The Corvairs are great fun to drive, and the oversteer is part of the fun. It’s a light car, and the little flat six gave a nice power-to-weight ratio.

My '62 was totaled in a rear-end accident, and an unintentional safety feature saved me from whiplash. The bolts holding the front of the seat snapped, absorbing energy.

The fatal flaw, aside from the evil Ralph Nader, was oil leakage. The crankcase is split lengthwise, and replacing the big gasket was a very expensive repair, requiring lifting the car off the engine and splitting the engine in two.

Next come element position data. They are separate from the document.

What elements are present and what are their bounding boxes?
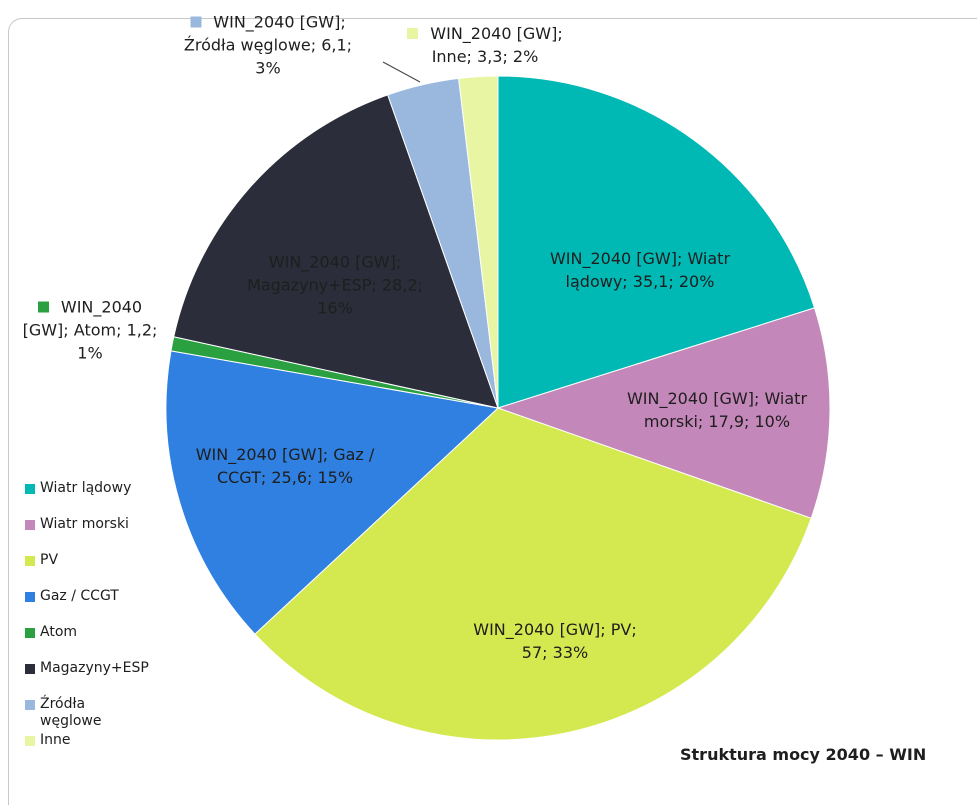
legend-label: Gaz / CCGT bbox=[40, 588, 119, 604]
data-label: WIN_2040 [GW]; Wiatr morski; 17,9; 10% bbox=[622, 387, 812, 433]
label-key bbox=[190, 16, 202, 28]
data-label: WIN_2040 [GW]; Gaz / CCGT; 25,6; 15% bbox=[190, 443, 380, 489]
data-label-text: WIN_2040 [GW]; Wiatr morski; 17,9; 10% bbox=[626, 389, 808, 431]
slice bbox=[173, 94, 499, 409]
label-key bbox=[37, 301, 49, 313]
frame bbox=[8, 18, 977, 805]
legend-label: Wiatr morski bbox=[40, 516, 129, 532]
data-label-text: WIN_2040 [GW]; Atom; 1,2; 1% bbox=[22, 297, 158, 363]
data-label-text: WIN_2040 [GW]; PV; 57; 33% bbox=[473, 620, 637, 662]
data-label-text: WIN_2040 [GW]; Magazyny+ESP; 28,2; 16% bbox=[247, 252, 423, 318]
label-key bbox=[407, 28, 419, 39]
legend-swatch bbox=[25, 520, 35, 530]
slice bbox=[458, 75, 499, 409]
legend-label: Wiatr lądowy bbox=[40, 480, 132, 496]
legend-label: Źródła węglowe bbox=[40, 696, 102, 729]
legend-item: Magazyny+ESP bbox=[25, 660, 150, 696]
legend-swatch bbox=[25, 556, 35, 566]
legend-swatch bbox=[25, 736, 35, 746]
data-label-text: WIN_2040 [GW]; Gaz / CCGT; 25,6; 15% bbox=[195, 445, 375, 487]
legend-item: Wiatr morski bbox=[25, 516, 150, 552]
data-label: WIN_2040 [GW]; PV; 57; 33% bbox=[460, 618, 650, 664]
legend-item: Atom bbox=[25, 624, 150, 660]
slice bbox=[165, 350, 500, 635]
legend-swatch bbox=[25, 628, 35, 638]
legend-swatch bbox=[25, 484, 35, 494]
data-label: WIN_2040 [GW]; Magazyny+ESP; 28,2; 16% bbox=[240, 251, 430, 320]
slice bbox=[496, 307, 831, 519]
data-label-text: WIN_2040 [GW]; Inne; 3,3; 2% bbox=[430, 24, 563, 66]
data-label-text: WIN_2040 [GW]; Źródła węglowe; 6,1; 3% bbox=[183, 12, 353, 78]
leader-line bbox=[382, 61, 421, 83]
data-label-text: WIN_2040 [GW]; Wiatr lądowy; 35,1; 20% bbox=[549, 249, 731, 291]
legend-swatch bbox=[25, 700, 35, 710]
legend-label: PV bbox=[40, 552, 59, 568]
legend: Wiatr lądowy Wiatr morski PV Gaz / CCGT Atom… bbox=[25, 480, 150, 795]
legend-swatch bbox=[25, 664, 35, 674]
legend-item: Gaz / CCGT bbox=[25, 588, 150, 624]
legend-label: Atom bbox=[40, 624, 78, 640]
legend-item: PV bbox=[25, 552, 150, 588]
chart-title: Struktura mocy 2040 – WIN bbox=[680, 745, 927, 764]
data-label: WIN_2040 [GW]; Wiatr lądowy; 35,1; 20% bbox=[545, 247, 735, 293]
slice bbox=[254, 407, 812, 741]
slice bbox=[497, 75, 816, 409]
data-label: WIN_2040 [GW]; Źródła węglowe; 6,1; 3% bbox=[176, 11, 361, 80]
legend-label: Inne bbox=[40, 732, 71, 748]
data-label: WIN_2040 [GW]; Atom; 1,2; 1% bbox=[15, 296, 165, 365]
legend-item: Źródła węglowe bbox=[25, 696, 150, 732]
legend-swatch bbox=[25, 592, 35, 602]
data-label: WIN_2040 [GW]; Inne; 3,3; 2% bbox=[390, 22, 580, 68]
legend-label: Magazyny+ESP bbox=[40, 660, 149, 676]
legend-item: Inne bbox=[25, 732, 150, 768]
legend-item: Wiatr lądowy bbox=[25, 480, 150, 516]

I was told that problem could be avoided by periodically re-torquing the structural bolts, like in an aircraft engine. I knew one guy who parked his Corvair every night over a shallow pan, and every morning, he’d pour the oil back in. He was buying his oil in gallon cans. He didn’t need to buy the premium brands, he said, because it didn’t stay long.

I briefly owned a '64 coupe that had been hot-rodded by a GM engineer. My friend was in jail, and he had me sell it for him. I still regret not buying it myself, and his dad was pissed that he didn’t get the chance to buy it himself.

I’m 6’3", and installed seat extenders in mine to gain a couple of extra inches. You know you are dealing with the product of a different era when you find that the seats are held down by exactly 4 easily accessible bolts! :wink:

My understanding is that the major location of leaks is the pushrod tubes, wich is readily addressable with modern (Viton) seals. Mine does not mark its territory.

And tho no one wants to have to pull their engine for a simple repair, you’d be hard-pressed to find a car in which pulling the engine was easier than in a Vair.